Steve Johansen J.D. ’87, professor of law and director of the legal writing program, says Roberts’ visit came at the perfect time. Students were just finishing their appellate briefs and preparing for their own oral advocacy competition the following week. The classroom discussion Roberts led was consistent with what Johansen had been teaching the entire semester—including a suggestion that students keep their briefs to a minimum. “If you haven’t won the case on the first three arguments, the chances are very slim that you will win on arguments four or five,” Johansen recalls Roberts saying. “Cut them out.”

Aliza Kaplan, associate professor of law, says the day was an incredible experience for her first-year law students, who were also about to embark on their own oral arguments. Roberts’ visit to her class—and the opportunity to watch the evening competition—gave her students “enthusiasm for lawyering and hope that they, too, could reach that high level of advocacy during their time at Lewis & Clark,” she says. “I told my students, ‘Practice, and you certainly can.’”

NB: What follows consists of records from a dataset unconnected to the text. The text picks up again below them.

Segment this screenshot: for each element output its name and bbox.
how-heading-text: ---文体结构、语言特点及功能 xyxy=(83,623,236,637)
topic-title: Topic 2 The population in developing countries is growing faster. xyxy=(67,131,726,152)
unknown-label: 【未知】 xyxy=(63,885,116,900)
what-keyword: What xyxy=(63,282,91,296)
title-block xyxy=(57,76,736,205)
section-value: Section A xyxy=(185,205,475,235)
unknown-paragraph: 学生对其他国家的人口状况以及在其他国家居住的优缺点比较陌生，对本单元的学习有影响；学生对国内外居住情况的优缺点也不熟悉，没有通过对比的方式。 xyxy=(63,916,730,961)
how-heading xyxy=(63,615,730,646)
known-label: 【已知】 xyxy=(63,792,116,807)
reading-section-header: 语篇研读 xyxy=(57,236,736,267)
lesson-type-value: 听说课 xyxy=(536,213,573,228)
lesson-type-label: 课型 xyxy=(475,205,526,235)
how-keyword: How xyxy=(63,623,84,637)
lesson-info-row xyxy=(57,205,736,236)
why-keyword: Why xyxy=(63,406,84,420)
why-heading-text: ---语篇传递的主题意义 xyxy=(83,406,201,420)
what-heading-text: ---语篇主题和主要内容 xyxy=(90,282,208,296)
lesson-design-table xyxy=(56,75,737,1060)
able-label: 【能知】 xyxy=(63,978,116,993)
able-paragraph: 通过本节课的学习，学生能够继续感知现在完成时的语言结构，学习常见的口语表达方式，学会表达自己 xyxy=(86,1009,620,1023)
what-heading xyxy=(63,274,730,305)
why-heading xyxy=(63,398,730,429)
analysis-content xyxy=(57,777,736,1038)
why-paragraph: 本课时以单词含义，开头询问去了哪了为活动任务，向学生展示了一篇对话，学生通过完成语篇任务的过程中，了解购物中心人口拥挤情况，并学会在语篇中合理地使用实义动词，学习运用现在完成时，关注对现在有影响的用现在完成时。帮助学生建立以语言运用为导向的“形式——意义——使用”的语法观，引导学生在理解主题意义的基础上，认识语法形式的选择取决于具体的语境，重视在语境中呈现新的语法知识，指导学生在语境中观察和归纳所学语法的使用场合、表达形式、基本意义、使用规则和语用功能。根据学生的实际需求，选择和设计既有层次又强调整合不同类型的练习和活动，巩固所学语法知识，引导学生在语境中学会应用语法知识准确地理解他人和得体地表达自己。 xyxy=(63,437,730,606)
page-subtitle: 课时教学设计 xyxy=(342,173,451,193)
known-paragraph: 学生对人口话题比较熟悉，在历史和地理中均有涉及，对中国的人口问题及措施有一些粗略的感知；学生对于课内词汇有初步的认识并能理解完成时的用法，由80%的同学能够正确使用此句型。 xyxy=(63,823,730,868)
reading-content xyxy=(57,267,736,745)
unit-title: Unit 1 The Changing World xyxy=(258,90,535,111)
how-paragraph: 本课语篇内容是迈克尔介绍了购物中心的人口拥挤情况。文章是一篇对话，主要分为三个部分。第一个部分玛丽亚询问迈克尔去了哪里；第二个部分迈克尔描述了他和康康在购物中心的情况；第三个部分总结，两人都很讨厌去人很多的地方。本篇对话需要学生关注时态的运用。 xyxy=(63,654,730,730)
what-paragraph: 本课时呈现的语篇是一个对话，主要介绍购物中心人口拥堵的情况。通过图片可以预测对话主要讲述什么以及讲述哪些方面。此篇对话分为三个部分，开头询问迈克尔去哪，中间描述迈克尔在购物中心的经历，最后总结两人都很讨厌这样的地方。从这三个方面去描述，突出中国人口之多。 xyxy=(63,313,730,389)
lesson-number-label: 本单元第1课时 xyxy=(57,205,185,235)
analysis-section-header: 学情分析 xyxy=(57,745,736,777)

Alisa Larson-Xu, a student in Kaplan’s legal writing class, recognized Roberts when he walked into the classroom. “I’m pretty sure my jaw dropped, and my face turned bright red,” she says. But once she got over the initial shock, Larson-Xu composed herself and raised her hand to ask Roberts a question. “You don’t get many chances in life to speak directly to the chief justice of the United States.”